Additionally, since the trouble I get into usually arises from feeling and expressing deep hurt, beginning today, I will refuse to correspond with anyone who demeans or debases me in any way. This need to defend myself and respond with everything I’m feeling in my heart, which works a lot better when it’s put into a story or an essay, has scared the bejesus out of people when it’s personally directed – so much so that months and even years of unimpeachable good will and kindness are erased by a mere sentence. My feelings don’t matter. That has been made clear enough. But as of now, if you’re corresponding with me and you haven’t heard from me for some reason, I’m not taking the bait. You’re going to have to be the one to follow up and figure it out. I’m tired of letting the hurt that others casually eke out to me, all this while feigning innocence, and my stupid responses to it overwhelm the considerable good that I do and I cannot have my relationships with others become grossly distorted and tarnished due to this unflappable tendency to respond to everything. I accept that some people are mean and some people will always despise me. There is nothing I can do about this, except choose not to react. It’s a waste of time and energy trying to get through to people who have already made up their minds. If they want to feel that way, it’s perfectly within their rights. This is something I should have started doing years ago. Because I never would have landed into so much trouble. But, hey, better late than never.

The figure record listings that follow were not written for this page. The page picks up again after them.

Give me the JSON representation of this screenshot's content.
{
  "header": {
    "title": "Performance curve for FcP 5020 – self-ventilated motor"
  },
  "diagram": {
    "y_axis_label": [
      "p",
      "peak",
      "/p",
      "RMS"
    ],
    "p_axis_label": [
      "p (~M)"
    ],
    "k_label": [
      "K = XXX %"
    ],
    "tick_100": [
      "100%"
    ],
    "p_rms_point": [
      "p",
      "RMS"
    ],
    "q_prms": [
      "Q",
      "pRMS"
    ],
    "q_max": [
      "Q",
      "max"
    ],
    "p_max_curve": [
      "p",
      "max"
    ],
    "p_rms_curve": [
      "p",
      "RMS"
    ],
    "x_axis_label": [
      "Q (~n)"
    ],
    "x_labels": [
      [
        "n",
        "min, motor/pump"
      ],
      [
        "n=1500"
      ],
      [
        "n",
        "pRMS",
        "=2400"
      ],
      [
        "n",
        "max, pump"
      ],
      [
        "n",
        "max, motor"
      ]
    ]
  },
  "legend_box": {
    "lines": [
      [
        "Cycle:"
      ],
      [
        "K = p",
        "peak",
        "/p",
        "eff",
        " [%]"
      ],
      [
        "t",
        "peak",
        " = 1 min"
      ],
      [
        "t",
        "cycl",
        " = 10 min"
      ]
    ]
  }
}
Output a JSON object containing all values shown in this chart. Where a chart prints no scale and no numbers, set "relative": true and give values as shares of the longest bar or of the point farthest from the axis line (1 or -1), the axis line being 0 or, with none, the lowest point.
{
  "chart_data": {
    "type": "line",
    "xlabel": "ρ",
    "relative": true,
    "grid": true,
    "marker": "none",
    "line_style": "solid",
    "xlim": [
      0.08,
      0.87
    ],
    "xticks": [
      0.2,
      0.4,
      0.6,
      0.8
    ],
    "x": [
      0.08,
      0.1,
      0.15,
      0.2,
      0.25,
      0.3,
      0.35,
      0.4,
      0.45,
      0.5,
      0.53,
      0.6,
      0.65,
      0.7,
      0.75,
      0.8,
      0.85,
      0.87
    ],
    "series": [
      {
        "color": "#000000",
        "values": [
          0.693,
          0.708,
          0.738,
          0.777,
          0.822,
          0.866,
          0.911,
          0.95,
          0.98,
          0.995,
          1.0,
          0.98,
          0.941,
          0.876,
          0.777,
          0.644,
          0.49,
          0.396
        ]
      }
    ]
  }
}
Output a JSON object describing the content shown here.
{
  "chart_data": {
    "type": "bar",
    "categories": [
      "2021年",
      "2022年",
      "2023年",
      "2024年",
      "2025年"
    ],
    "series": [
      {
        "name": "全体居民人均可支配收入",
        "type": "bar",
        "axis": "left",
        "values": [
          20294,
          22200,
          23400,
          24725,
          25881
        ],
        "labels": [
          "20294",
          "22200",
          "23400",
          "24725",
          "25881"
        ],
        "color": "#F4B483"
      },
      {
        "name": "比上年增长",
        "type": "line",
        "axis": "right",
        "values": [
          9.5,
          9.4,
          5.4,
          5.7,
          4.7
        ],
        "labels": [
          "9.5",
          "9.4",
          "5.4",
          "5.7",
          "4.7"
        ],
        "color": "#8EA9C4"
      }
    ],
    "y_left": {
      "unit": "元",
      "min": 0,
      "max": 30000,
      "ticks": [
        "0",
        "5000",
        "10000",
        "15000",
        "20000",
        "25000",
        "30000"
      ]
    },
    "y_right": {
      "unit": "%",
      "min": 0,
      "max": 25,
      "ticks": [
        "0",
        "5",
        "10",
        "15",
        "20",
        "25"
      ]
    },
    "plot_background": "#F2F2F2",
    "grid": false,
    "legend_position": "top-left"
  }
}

The fate of my life and the second season of The Gray Area, which I spent more than a good year working on and for which I had recorded about 70% of the dialogue for, is now incredibly uncertain. I would very much love to complete the second season. Because it’s been a bountiful joy to work on. The actors I work with are incredibly kind and talented and I treat them all as well as I can, maintaining a fun and relaxed environment committed to creative freedom and immediate compensation, and there are stories I need to tell. But this recent business has poisoned the well. And I’m going to need some time to figure out where I go from here. I don’t know how long.
Do I deserve anything? I don’t know. What I do know right now is that a number of people believe that I am deserving of hatred and humiliation and condemnation and, in one case, even death, and I have to listen to that while also looking out for my mental health and wellbeing.
The one thing I do want to do right now is to state unequivocally that, if you feel I have wronged you in any way and it is based on something I have actually done or said, please let me know right now and I will immediately and forthrightly apologize. You can contact me by email. If you’re not too crazy, I’ll even do it by phone.
Please let me know how I can do right. I’m asking for your help. I’m listening very carefully right now and I’m open to any guidance or suggestions.
Please understand that I am truly trying to be as honest, as fair, as open, as sensitive, and as graceful as I can here. And I also realize that there are some people out there who I will never please or satisfy. If you feel that this statement is woefully insufficient, well, I did the best I could to genuinely own up to every perceived transgression I have ever committed and I further apologize if you feel that nothing I have said here is enough. On the other hand, if you really want to believe the worst about me, then maybe you’re not my audience. So why are you here and why do you even care? You always have the choice to ignore me and live in peace.